Presenciei um diálogo. Ao ser recebido em um hospital do qual não mais sairia vivo, o moribundo foi questionado pela doutora de plantão: “Que tens?”.

 

Suavemente, ele respondeu: “Tenho um celular usado”. Indiferente à ironia, mas tentando manter a postura profissional, a autoridade médica insistiu: “Que sentes?”.

 

O moribundo sorriu pela última vez e disse: “Uma vontade de vendê-lo e comprar uma passagem de volta para a terra onde nasci”. O celular, um objeto tão presente em sua vida, agora parecia uma lembrança distante, um símbolo de um mundo que ele estava prestes a deixar para trás.

 

O que diz o cego ao ser ressuscitado para a vida das imagens? "Olhem a beleza das cores!", exclama, e aponta para o céu, para as flores, para a luz do sol. Saindo por aí à toa mostrando o que aparentemente todos não veem. As pessoas o olham com estranheza, sem compreender a intensidade de sua emoção. Por ser tão comum, a beleza da natureza passa despercebida aos normais.

 

Existe um ponto de convergência nos dois discursos. Não falam apenas para si mesmos. Ao contrário, expressam o desejo de que o bem que viram na fonte seja compartilhado com todos. E o bem é de graça, ao alcance de todos. Todavia, os espertos utilizam um véu no rosto que só permite ver o bem dividido, fragmentado. Então, se detêm em almejar apenas um pedaço ou desistem do bem como um todo, pois ele é visto como frágil, sem valor no mundo dos poderosos.

 

E assim, tornando as flores do Mal cada vez mais atraentes e sedutoras. Oferecendo prazer imediato. O poder se apresenta tão próximo das mãos dos espertos, que eles sorriem como se fossem donos do próprio destino.
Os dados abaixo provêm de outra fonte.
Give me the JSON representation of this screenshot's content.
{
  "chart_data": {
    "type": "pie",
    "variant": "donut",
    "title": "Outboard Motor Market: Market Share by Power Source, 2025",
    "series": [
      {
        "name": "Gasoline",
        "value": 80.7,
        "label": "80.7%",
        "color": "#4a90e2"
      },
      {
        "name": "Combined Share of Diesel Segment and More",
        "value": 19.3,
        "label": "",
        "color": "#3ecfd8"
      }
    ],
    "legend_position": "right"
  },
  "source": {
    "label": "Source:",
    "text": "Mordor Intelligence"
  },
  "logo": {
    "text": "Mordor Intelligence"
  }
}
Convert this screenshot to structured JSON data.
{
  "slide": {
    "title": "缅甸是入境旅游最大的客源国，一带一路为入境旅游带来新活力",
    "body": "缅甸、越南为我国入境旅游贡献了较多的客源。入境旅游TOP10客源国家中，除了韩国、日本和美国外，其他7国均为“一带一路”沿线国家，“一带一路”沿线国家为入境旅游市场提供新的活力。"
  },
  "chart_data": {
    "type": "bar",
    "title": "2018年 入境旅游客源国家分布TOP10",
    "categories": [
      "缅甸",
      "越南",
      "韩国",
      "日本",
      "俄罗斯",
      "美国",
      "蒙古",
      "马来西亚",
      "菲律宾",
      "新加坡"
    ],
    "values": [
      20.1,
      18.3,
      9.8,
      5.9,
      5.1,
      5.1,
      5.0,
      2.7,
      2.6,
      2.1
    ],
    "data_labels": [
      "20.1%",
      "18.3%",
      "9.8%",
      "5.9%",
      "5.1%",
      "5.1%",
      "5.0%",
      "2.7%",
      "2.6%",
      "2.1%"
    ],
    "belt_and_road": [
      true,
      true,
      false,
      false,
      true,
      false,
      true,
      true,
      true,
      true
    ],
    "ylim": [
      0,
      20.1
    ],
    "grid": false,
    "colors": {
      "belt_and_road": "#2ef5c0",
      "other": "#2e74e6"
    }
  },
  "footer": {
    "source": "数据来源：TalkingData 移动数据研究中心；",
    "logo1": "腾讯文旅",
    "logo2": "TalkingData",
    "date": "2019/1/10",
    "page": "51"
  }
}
Os astutos se veem como senhores da terra, agarrando-se à esperteza como se fosse o pilar do universo. As crianças, por sua vez, sorriem despertas, constituindo o Reino dos Céus aqui na terra.

 

A esperteza é a ilusão que fundamenta o Reino das Trevas. Seu oposto é o despertar das crianças, que fundamenta o Reino dos Céus. Essa é a revelação conjunta dos moribundos e dos ressuscitados. Os espertos proclamam: "Tenham tudo! Apeguem-se a tudo!". Os despertos, ao contrário, anunciam e praticam o desapego a tudo que tem o poder de aprisionar.

 

Poeta Hiran de Melo - Mestre Instalado, Cavaleiro Rosa Cruz e Noaquita - oráculo de Melquisedec, ao Vale do Mirante, 21 de agosto de 2012 da era da revelação das cores do arco íris.